Atacante foi desfalque em 4 partidas por ter contraído dengue

Estadão Conteúdo

23 de abril de 2015 | 07h32

O atacante Paolo Guerrero volta aos treinamentos do Corinthians nesta quinta-feira. Depois de uma semana de internação no hospital São Luiz, em São Paulo, por ter contraído dengue - a alta médica foi dada na última sexta -, o peruano foi aprovado nos testes realizados nesta quarta.

Na semana passada, o preparador físico do Corinthians, Fábio Mahseredjian, disse que o artilheiro precisaria de 10 dias para recuperar a forma física. Isso significa que Guerrero tem chances de voltar ainda nas oitavas de final da Copa Libertadores.

No dia 11 de abril, o peruano começou a reclamar de fortes dores de cabeça. Ele estava escalado para enfrentar a Ponte Preta, pelas quartas de final do Campeonato Paulista, mas acabou vetado pelos médicos. Imediatamente, deixou a concentração no CT Joaquim Grava e foi para o hospital.

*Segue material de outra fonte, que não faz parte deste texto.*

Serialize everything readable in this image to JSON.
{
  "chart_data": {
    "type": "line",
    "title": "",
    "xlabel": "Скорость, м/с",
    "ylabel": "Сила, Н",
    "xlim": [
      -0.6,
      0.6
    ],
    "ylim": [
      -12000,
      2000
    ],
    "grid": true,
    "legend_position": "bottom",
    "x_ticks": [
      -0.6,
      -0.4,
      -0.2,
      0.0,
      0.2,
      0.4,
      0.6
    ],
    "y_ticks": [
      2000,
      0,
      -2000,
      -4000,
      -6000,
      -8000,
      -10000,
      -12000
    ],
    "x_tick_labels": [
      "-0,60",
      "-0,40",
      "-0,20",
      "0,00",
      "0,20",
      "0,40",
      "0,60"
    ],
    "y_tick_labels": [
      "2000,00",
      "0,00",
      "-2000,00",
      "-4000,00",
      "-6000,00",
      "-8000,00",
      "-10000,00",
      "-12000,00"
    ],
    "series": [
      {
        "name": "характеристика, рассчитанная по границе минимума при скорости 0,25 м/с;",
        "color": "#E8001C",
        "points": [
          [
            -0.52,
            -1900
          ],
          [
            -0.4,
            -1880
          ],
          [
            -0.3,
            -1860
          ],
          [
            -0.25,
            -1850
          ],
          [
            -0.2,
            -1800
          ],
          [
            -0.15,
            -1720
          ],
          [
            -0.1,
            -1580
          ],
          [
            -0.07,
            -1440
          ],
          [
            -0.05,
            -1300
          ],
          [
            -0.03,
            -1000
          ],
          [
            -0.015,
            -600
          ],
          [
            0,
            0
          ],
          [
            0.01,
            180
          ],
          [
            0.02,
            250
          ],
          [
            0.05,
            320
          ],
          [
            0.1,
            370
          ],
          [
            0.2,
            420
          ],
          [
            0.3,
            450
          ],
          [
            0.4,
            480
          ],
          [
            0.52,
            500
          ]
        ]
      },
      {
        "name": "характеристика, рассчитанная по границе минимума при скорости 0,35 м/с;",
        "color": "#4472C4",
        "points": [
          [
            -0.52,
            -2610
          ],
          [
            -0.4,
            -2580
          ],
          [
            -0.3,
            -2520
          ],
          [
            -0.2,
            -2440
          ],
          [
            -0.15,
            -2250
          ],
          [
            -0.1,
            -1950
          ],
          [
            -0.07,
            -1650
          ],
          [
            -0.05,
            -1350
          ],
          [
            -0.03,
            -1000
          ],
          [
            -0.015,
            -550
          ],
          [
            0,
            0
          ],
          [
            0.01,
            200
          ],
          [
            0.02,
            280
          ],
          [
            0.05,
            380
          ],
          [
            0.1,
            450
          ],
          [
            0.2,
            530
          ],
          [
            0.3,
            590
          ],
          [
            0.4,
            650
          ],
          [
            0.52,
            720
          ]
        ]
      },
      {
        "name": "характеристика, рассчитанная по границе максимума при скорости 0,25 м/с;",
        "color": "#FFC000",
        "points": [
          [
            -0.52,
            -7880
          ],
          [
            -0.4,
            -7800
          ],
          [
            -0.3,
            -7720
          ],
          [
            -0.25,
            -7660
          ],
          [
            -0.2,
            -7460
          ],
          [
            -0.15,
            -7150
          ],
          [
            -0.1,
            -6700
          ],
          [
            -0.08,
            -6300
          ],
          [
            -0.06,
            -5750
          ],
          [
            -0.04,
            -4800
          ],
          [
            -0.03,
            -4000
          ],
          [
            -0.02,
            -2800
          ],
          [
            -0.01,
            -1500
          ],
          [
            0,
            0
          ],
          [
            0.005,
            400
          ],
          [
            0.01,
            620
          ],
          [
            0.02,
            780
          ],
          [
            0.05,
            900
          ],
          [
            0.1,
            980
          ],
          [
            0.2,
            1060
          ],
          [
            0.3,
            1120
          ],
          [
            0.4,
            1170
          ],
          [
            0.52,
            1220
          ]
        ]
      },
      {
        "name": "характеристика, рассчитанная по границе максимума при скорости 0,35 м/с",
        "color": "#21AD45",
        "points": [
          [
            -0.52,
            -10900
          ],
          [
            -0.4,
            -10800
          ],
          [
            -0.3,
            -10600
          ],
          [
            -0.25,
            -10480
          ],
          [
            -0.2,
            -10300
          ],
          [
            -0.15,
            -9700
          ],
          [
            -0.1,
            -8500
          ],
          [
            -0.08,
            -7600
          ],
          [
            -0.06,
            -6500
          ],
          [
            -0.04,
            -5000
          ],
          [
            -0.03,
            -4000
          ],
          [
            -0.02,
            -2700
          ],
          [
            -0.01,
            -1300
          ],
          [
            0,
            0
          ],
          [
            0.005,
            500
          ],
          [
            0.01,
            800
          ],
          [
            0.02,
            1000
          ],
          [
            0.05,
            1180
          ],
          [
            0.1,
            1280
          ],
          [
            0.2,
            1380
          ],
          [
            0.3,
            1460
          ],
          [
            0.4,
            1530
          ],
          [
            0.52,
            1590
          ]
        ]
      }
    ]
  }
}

Guerrero foi o segundo jogador do Corinthians a contrair a doença. Em fevereiro, o zagueiro Rodrigo Sam também foi picado pelo mosquito transmissor da dengue. Os dois casos colocaram o departamento médico do Corinthians em estado de alerta. O CT do Parque Ecológico tem sido monitorado por funcionários do clube, apesar da suspeita de que o atacante tenha sido picado no condomínio onde mora, em Santana de Parnaíba. O zagueiro, por sua vez, teria contraído a doença em Marília, durante folga.

Por causa da doença, o camisa 9 ficou fora de fora de quatro partidas (Ponte Preta e Palmeiras, pelo Paulistão, San Lorenzo e São Paulo, pela Libertadores).

Embora o elenco seja recheado de opções, o peruano, principal jogador da equipe na temporada, fez falta. Vagner Love, substituto imediato, ainda não convenceu; Danilo, improvisado como atacante, rendeu pouco; e, além disso, o colombiano Mendoza alterna bons e maus momentos.

Guerrero está no meio de uma longa negociação para renovar seu contrato, que termina no dia 15 de julho. Ele estaria pedindo US$ 500 mil de salários (R$ 1,5 milhão), valor considerado pela diretoria como fora da realidade do clube.